図1-48 実験に用いたゼオライト吸着剤
図1-49 ゼオライトと海水との混合物からの水素発生量
表1-6 水素発生量の評価条件と評価値
東京電力福島第一原子力発電所(1F )事故以来、私たちは放射性物質で汚染された水の処理で発生する廃ゼオライトを処理・処分するまで安全に保管するための研究に取り組んでいます。1Fでの汚染水処理では、放射性Csを除去するために、ゼオライト吸着剤が利用されています。この方法はスリーマイル島2号機事故での実績がありますが、1Fの汚染水には海水が混入している点で状況が異なっており、安全性の評価には海水の影響を考慮する必要があります。

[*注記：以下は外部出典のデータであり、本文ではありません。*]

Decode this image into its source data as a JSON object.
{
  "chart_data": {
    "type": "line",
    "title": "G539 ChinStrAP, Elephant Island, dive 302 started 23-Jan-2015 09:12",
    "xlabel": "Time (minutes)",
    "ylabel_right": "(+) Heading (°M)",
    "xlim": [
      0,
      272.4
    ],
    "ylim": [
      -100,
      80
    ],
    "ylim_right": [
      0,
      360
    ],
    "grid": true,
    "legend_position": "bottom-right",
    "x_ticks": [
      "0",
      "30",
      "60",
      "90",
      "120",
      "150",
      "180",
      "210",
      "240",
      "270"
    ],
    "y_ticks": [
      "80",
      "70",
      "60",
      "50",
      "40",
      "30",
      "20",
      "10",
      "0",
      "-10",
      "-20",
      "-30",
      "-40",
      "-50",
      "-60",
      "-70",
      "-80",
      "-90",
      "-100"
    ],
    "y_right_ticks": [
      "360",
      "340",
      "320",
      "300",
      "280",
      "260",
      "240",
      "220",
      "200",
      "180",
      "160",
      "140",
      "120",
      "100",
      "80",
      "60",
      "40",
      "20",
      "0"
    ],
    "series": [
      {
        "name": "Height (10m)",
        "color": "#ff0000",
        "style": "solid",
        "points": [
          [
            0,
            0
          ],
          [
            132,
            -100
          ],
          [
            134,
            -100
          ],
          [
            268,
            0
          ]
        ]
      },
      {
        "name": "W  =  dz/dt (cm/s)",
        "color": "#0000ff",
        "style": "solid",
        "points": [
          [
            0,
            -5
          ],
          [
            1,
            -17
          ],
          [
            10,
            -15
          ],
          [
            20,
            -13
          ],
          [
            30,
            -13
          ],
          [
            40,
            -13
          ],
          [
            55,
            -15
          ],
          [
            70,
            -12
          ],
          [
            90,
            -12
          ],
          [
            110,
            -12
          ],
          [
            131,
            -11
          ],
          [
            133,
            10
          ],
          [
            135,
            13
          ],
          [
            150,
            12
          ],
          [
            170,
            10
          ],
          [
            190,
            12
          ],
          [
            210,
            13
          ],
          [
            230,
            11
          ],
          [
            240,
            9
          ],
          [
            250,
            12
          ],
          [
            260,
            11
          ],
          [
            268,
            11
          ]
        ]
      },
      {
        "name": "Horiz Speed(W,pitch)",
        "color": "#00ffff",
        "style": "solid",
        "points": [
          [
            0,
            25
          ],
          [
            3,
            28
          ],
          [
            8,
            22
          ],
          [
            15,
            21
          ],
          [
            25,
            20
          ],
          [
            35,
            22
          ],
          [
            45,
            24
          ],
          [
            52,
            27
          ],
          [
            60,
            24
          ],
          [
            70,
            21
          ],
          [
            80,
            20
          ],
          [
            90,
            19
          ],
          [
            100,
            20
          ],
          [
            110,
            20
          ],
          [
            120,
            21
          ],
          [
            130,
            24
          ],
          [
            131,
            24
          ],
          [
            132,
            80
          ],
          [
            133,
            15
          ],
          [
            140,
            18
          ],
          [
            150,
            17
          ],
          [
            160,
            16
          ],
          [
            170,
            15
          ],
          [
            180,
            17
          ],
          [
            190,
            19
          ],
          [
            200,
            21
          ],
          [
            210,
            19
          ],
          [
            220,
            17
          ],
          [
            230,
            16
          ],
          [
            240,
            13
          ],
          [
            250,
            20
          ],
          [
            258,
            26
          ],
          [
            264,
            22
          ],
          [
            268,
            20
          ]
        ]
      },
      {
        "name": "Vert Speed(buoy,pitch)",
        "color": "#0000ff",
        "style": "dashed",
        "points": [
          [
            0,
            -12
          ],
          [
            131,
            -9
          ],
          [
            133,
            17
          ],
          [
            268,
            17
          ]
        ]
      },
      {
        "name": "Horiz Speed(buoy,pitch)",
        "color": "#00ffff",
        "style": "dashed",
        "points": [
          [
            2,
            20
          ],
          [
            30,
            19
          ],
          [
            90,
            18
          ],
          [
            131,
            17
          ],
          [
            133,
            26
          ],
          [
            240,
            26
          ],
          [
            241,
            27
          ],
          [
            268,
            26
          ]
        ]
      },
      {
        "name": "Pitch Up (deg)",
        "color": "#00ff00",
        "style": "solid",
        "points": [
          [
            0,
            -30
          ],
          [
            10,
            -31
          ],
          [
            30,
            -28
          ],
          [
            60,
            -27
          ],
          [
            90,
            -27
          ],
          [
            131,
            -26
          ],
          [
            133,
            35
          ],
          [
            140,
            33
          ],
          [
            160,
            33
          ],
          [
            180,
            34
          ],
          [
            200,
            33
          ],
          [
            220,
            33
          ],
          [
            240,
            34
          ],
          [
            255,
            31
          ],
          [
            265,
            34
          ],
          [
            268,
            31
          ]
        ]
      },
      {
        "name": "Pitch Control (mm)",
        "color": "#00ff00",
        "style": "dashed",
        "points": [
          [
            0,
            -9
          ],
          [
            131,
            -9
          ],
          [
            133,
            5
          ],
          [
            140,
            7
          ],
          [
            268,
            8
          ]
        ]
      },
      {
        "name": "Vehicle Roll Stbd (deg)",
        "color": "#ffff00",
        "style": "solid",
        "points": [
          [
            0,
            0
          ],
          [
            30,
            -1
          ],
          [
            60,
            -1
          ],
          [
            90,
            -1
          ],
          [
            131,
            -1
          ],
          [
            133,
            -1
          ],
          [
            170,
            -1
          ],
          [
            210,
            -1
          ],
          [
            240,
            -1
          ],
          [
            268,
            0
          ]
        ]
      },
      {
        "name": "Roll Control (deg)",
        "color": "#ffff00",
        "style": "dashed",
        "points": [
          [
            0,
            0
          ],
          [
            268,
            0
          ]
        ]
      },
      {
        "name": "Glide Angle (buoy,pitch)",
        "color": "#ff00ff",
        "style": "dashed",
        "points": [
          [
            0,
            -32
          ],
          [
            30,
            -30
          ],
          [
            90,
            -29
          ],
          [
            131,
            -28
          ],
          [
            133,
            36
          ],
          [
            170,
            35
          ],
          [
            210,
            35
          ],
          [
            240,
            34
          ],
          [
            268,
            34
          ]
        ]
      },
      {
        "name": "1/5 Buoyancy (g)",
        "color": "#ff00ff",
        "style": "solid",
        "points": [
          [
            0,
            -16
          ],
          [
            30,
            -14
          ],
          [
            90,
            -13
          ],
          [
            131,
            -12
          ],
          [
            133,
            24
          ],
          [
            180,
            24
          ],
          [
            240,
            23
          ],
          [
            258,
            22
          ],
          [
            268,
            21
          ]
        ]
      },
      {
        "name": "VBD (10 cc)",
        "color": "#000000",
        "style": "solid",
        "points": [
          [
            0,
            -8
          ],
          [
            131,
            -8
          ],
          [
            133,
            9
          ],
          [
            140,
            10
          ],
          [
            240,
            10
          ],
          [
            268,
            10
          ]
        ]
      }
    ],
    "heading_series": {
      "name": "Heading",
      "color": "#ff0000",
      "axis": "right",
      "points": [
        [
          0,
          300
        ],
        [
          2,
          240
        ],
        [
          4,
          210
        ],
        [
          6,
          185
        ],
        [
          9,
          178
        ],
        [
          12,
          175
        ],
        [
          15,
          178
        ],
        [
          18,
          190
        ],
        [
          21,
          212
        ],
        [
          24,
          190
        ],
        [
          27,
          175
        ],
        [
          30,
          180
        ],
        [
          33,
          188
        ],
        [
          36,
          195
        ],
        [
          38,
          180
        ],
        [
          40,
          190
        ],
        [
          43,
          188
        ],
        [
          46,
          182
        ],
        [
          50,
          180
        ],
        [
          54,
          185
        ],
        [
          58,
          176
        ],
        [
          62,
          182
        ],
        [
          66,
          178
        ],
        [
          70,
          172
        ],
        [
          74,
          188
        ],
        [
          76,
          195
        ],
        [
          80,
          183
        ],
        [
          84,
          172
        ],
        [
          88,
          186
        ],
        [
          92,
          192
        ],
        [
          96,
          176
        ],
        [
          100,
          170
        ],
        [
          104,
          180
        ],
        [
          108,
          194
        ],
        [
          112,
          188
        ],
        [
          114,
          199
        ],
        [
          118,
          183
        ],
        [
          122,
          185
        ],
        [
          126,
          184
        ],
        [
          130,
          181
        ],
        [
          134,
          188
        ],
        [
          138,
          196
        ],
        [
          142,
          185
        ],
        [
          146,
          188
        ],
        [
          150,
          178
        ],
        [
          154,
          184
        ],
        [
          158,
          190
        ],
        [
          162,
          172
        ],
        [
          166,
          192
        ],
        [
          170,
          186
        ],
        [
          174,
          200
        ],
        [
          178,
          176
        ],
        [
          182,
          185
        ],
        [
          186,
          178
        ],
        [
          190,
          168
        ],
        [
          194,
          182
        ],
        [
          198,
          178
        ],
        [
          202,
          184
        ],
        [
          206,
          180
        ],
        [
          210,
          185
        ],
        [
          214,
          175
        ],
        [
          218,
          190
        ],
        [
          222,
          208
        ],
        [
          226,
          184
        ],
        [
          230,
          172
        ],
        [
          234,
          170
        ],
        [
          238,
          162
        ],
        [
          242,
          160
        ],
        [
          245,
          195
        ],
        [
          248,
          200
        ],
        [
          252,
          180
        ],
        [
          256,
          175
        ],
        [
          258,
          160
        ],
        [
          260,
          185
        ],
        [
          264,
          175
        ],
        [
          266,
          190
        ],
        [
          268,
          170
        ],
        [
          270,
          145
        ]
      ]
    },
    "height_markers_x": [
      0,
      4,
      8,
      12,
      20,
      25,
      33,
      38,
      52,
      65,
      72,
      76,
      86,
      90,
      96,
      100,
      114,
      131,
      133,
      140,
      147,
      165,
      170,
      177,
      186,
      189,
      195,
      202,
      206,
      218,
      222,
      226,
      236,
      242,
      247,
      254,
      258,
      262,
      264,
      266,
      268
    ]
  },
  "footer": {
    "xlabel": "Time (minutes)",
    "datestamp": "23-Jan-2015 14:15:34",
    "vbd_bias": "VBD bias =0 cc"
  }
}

水が放射線にさらされると、水分子が分解され水素が発生します。そのため、廃ゼオライトの保管時には、水素濃度を適切に管理する必要があります。そのためには、まず、水素発生量の評価が重要になります。海水中の塩は水素発生にかかわる化学反応に関与します。一方、ゼオライトのような無機酸化物との混合状態では、水の放射線分解による水素発生量が増加する現象が知られていますが、そのメカニズムは十分に理解されていません。そのため、ゼオライトと海水との混合状態、すなわち両者の影響が重なり合う条件では、水素発生量の予測は困難でした。
そこで、水素発生量を評価するため、実際の水処理で利用されているKURION社製のゼオライトHに加えて、同社のゼオライトEH及び国産で安価な愛子産天然モルデナイトについて(図1- 48)、海水との混合物にγ線を照射し、水素発生量を調べました。海水のみを照射した場合も含めて、結果を図1- 49に示します。三種類のゼオライトで水素発生量は同程度であることが分かりました。
これらの結果から、表1-6に示す条件を想定して、廃ゼオライトからの水素発生量を評価しました。表1-6の水素発生の放射線化学収量は単位吸収エネルギーでの水素発生量、すなわち図1- 49の点線の傾きに対応する量です。ここでは、混合物で測定された中で最も高い3.5×10−8 mol/Jとしました。この場合、水素発生量は標準状態で約1.5 L/hと評価することができました。
また、図1- 49に示した通り、ゼオライトとの混合物では、海水のみの場合より水素発生量が低くなっており、すべての放射線が廃ゼオライト中の海水に吸収されると仮定すれば、より保守的となることが分かりました。
今後は様々な条件での水素発生に関する基礎データを整備し、評価手法を高度化し、より精度の高い水素発生量評価を提供することで、着実な事故終息に貢献していきたいと考えています。